La mayoría ve hoy con horror incontenible un pedazo de mantequilla, una patata
frita o un terrón de azúcar.
Decía Sartre que
Dios había muerto, sin que ello quisiera decir que no hubiera existido, ni
siquiera que hubiera dejado de existir. Yo creo en cambio que Dios no ha
muerto, que el hombre normal no es capaz de ser ateo, y que ese Dios que le
habla ha cambiado. Hoy puede tocar a Dios, lo escucha cada día, cada día le
bendice o le condena, le exige o le regala. El paraíso y el infierno están
aquí. Dios no ha muerto, simplemente ha perdido su trascendencia y se ha
convertido en inmediato.
Los adolescentes
son probablemente las primeras víctimas de esa inmediatez de un Dios en el que
no quieren creer pero que gobierna sus vidas a través de las de sus padres; son
víctimas propiciatorias de ese culto a la imagen, a la falsa “normalidad”. En
un periodo tan delicado como el de la adolescencia, en el que uno lo cuestiona
todo y descubre un cuerpo que le asusta, porque los cambios que van apareciendo
lo alejan indefectiblemente de esa falsa realidad uterina que les consideraba
niños-bebés, algunos jóvenes responden con idénticas dosis de irrealidad: la
evolución de mi cuerpo tiene que estar sometida a mi mente, yo soy Dios, el
bien y el mal son absolutos, no tengo porqué vivir en la sociedad que me ha
tocado, etc. Algunos caen en posiciones colectivas aún más extremas, las
sectas, pero también en integrismos de todo tipo, desde el vegetalianismo hasta el ecologismo, pasando por el buenismo… Nunca faltará alguien lo
suficientemente “lúcido” como para poder sacar partido de esa sed de irrealidad.
La parte más
normal de la juventud utiliza esas tensiones para crear (recrear) los símbolos
exteriores de la sociedad, aspira a crear su propia realidad. Se expresa de
manera colectiva tratando de distinguirse de lo adulto que la rodea, y
reinventa la provocación, la contestación y el arte de cada época. La parte más
conformista es la que acepta las reglas del juego de sus mayores pero, como
juventud que es, trata de llevarlas al extremo: los yuppies, los “pijos”, los “indignados”,
los extremistas políticos y religiosos (si es que hay alguna diferencia entre
los dos), etc. Y, por supuesto, como en toda sociedad que se precie, por el
camino van quedando los marginales, los que no se reconocen en ninguna de las
opciones que se les ofrecen y tratan de construir su propio ámbito de realidad
aislada para huir de la “normalidad” social y de la realidad física: suicidio,
drogas, anorexia, delincuencia brutal, etc.

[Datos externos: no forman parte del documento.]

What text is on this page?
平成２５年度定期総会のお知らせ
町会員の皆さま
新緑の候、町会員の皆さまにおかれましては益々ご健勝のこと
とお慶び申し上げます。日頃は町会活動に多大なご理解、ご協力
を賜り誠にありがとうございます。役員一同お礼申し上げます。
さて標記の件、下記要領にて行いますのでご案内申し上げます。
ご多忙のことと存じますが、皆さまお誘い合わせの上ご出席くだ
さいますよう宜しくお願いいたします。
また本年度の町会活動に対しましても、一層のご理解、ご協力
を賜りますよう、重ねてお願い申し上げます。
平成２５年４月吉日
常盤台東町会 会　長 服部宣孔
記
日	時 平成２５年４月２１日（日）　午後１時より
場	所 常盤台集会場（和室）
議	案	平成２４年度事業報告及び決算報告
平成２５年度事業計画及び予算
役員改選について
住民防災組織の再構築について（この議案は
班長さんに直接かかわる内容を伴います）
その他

Coincido plenamente con esa apreciación de que el ser
humano vive una infancia cuasi-uterina hasta una edad demasiado avanzada, pero
yo iría aún más lejos: la sociedad políticamente correcta no es más que una versión adulta del jardín
de infancia. Me explico. Seguimos en la misma estructura reglamentada y alejada
de la realidad física inmediata que es el jardín de infancia, sólo que ahora
actuamos como adultos, es decir, como niños que han dejado de mirarse a sí
mismos. El resultado es un jardín de infancia tan irreal como el infantil, pero
al que hay que añadir el componente trágico de la seriedad. Los jugadores
olvidaron que se trata de un juego. La guerra no se acaba a la hora de
merendar. Perder las canicas tiene consecuencias. La sociedad es el jardín de los adultos, porque en él conviven, a
la vez, Dios, el paraíso y el infierno.